Calon presiden dari partai Koalisi Perubahan untuk Persatuan, Anies Baswedan, menegaskan perubahan iklim yang dihadapi dunia sekarang ini telah menjadi krisis. Efek krisis iklim juga sudah dirasakan masyarakat.
Sebagai calon presiden itu kembali mengutarakan pemikirannya bertajuk “Indonesia Darurat Krisis Iklim” pada Harian Media Indonesia edisi Senin, 12 Juni 2023.
Anies membuka tulisan itu dengan melaporkan kondisi anak-anak warga pesisir Demak, Jawa Tengah, yang sedang berlari-lari gembira bermain sepak bola. Di sisi lain, ia menampilkan gambaran kontras bahwa wajah para orang tua dibuat muram dengan terbenamnya matahari.
“Warga pesisir Demak, Jawa Tengah, tiap hari berjuang melawan abrasi di laut,” tulis Anies. Menurut Anies, akibat abrasi, dampak turunannya ialah warga terpaksa membeli air bersih dengan harga mahal sampai putus asa menjual tanah dengan harga sangat murah.
Ia menulis, kondisi ini seperti air laut yang menggenangi rumah mereka setiap sore. Harapan mereka sering tenggelam dalam ketidakpastian, tulis Anies. Ia bersyukur bisa melihat kondisi tersebut saat bertemu dan mendengar harapan warga pesisir Demak saat bertapa.
Pendapatnya, praktik ini dilakukan untuk mendengar, menyerap, dan merasakan kondisi terkini di masyarakat. Ia mengatakan, ada berbagai masalah yang dirasakan warga. Kondisi ini bukan hanya dirasakan di pesisir Demak. Daerah lain seperti pulau kecil di sepanjang Kepulauan Riau, Miangas, hingga selatan Kalimantan nyaris tenggelam.
Anies Baswedan mengakui berbagai komitmen penyelesaian krisis iklim sudah dibuat dengan target tinggi. Namun, pencapaiannya belum setinggi yang diharapkan. Berdasarkan Environmental Performance Index, Indonesia berada di peringkat terbawah, posisi 164 dari 180 negara.
“Angka ini bukan hanya mencerminkan kinerja yang rendah, namun merupakan cerminan buram bahwa penyelenggara negara belum memprioritaskan dan memberikan kualitas hidup yang baik bagi warga negaranya,” jelas Anies Baswedan.

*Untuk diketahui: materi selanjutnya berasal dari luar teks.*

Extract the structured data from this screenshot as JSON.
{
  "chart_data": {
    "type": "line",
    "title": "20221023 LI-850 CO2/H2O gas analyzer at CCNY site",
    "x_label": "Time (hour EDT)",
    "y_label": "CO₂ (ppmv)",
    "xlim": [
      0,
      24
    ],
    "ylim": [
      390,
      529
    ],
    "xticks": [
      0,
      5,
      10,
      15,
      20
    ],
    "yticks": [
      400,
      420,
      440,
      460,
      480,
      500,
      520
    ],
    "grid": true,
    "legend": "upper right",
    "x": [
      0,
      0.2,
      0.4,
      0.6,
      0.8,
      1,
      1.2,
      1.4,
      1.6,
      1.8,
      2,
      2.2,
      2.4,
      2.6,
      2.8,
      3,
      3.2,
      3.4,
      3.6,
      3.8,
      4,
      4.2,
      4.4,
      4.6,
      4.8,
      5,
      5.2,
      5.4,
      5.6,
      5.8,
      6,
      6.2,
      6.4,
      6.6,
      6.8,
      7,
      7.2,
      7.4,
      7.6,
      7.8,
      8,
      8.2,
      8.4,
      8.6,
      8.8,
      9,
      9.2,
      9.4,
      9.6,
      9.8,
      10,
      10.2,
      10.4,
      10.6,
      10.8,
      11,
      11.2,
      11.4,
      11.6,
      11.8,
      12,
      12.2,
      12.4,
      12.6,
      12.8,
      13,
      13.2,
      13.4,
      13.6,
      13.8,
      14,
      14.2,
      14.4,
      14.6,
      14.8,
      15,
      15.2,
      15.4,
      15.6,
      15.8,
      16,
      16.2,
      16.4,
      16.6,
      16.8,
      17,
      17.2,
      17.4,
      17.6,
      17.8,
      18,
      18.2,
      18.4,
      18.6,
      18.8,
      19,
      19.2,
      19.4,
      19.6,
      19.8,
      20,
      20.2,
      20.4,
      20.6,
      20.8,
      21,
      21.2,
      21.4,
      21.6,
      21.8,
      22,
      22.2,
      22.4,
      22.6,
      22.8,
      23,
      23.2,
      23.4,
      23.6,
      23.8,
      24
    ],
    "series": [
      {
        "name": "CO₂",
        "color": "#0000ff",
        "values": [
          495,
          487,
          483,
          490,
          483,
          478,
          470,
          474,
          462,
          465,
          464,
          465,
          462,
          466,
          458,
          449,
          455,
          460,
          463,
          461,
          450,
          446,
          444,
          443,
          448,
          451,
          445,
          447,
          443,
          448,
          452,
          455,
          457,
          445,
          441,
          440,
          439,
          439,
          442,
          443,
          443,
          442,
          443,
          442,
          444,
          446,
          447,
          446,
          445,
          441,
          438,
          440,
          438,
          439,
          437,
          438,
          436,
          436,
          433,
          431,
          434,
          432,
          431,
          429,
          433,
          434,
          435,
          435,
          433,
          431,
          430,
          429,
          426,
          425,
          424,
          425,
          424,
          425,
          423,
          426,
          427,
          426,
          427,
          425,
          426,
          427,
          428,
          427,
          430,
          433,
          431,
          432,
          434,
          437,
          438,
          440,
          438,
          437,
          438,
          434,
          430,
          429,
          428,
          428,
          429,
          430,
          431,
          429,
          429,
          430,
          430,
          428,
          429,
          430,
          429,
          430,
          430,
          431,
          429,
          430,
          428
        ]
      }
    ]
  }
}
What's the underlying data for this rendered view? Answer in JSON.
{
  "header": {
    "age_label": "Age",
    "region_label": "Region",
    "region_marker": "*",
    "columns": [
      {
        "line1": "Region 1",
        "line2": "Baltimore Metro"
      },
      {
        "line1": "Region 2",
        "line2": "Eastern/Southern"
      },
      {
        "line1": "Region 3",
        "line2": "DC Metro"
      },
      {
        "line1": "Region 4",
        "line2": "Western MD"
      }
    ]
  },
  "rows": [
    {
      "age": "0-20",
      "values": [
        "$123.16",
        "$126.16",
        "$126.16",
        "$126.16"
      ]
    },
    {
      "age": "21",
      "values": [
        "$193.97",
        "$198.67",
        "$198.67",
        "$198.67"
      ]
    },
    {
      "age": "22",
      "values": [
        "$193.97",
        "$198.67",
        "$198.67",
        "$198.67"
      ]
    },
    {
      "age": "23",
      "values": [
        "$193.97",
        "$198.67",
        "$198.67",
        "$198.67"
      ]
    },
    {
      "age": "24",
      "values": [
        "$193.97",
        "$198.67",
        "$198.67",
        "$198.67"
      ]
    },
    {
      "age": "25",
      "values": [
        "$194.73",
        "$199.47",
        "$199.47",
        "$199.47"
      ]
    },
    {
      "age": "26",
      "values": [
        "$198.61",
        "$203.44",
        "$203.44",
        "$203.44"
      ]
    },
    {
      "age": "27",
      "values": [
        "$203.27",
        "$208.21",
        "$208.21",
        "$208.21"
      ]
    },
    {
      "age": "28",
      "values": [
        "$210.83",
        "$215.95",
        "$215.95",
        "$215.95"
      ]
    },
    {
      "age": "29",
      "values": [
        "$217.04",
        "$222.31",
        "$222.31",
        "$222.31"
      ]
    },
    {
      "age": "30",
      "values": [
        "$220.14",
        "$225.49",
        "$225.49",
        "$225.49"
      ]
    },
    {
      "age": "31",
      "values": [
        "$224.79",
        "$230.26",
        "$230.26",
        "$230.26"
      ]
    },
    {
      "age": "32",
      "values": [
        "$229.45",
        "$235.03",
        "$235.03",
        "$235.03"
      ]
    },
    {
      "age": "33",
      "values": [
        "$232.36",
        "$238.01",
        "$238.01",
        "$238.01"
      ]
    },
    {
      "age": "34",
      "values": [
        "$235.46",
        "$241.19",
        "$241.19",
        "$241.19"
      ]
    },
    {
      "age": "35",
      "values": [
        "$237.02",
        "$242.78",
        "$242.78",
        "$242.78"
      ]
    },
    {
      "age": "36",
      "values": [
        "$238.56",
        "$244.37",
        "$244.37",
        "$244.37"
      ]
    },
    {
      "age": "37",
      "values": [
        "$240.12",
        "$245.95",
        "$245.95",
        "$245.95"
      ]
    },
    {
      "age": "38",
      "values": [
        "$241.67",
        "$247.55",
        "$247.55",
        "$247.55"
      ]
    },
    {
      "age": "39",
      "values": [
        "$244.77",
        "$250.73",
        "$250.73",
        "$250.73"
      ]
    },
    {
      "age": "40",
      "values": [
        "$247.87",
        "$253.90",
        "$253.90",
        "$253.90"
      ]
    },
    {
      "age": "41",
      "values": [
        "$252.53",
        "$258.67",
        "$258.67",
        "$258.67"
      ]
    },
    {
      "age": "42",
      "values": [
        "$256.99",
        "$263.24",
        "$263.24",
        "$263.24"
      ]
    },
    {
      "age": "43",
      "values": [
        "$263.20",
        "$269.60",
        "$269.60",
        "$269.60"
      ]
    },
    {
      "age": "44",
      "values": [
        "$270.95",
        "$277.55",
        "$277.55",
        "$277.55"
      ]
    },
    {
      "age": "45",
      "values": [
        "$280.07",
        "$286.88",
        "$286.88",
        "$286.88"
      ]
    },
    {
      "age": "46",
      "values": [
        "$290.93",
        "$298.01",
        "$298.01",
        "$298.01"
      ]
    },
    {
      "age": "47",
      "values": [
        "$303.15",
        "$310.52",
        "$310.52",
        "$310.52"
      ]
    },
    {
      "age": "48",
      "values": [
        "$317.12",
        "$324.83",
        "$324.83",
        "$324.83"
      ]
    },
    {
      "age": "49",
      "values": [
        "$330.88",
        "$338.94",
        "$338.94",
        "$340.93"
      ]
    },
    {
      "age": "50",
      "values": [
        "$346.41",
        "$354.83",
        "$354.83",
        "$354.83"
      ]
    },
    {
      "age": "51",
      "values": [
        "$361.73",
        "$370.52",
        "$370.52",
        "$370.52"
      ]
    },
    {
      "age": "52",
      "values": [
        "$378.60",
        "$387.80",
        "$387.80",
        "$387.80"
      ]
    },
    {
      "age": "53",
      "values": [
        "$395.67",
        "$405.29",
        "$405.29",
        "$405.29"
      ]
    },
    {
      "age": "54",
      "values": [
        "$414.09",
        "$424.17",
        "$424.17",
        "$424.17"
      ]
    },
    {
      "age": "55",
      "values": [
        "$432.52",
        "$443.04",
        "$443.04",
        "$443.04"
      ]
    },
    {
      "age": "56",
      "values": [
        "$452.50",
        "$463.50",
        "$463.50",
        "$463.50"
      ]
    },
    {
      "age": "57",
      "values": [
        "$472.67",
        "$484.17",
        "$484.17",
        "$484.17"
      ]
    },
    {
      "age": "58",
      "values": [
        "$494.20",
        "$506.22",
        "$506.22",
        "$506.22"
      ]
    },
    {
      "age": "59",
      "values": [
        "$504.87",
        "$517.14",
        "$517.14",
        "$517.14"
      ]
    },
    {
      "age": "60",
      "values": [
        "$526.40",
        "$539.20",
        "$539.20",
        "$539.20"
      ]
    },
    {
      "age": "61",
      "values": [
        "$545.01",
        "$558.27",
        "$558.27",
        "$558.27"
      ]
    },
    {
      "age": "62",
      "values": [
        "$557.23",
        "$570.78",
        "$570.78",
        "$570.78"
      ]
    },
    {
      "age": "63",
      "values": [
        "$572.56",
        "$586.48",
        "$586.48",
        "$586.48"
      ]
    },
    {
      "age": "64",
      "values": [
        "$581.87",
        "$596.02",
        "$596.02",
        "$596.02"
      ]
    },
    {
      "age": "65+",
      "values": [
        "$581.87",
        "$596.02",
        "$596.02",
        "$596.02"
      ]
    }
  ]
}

Menurut Anies, menghadapi krisis iklim juga membutuhkan penguatan kolaborasi dan diplomasi. Hal itu bisa dilakukannya jika ia bekerjasama dengan masyarakat Ciliwung. Dalam hal diplomasi, Indonesia perlu meninggalkan diplomasi transaksional.
“Kita tidak bisa hanya menggunakan kata alam untuk peroleh posisi tawar. Ketika hutan sudah dibabat, pasir dari laut dilepaskan, harga diri bangsa ini perlahan terkikis,” tulis Anies.
Salah satu bentuk kerjasama yang dilakukan Anies ialah dengan mengajak generasi sekarang atau milenial. Menurut Anies, sudah saatnya memberikan ruang kolaborasi bagi generasi muda untuk menghadapi krisis iklim. Dengan begitu, menurutnya akan semakin banyak terobosan dan solusi baru yang muncul untuk mengatasi krisis iklim.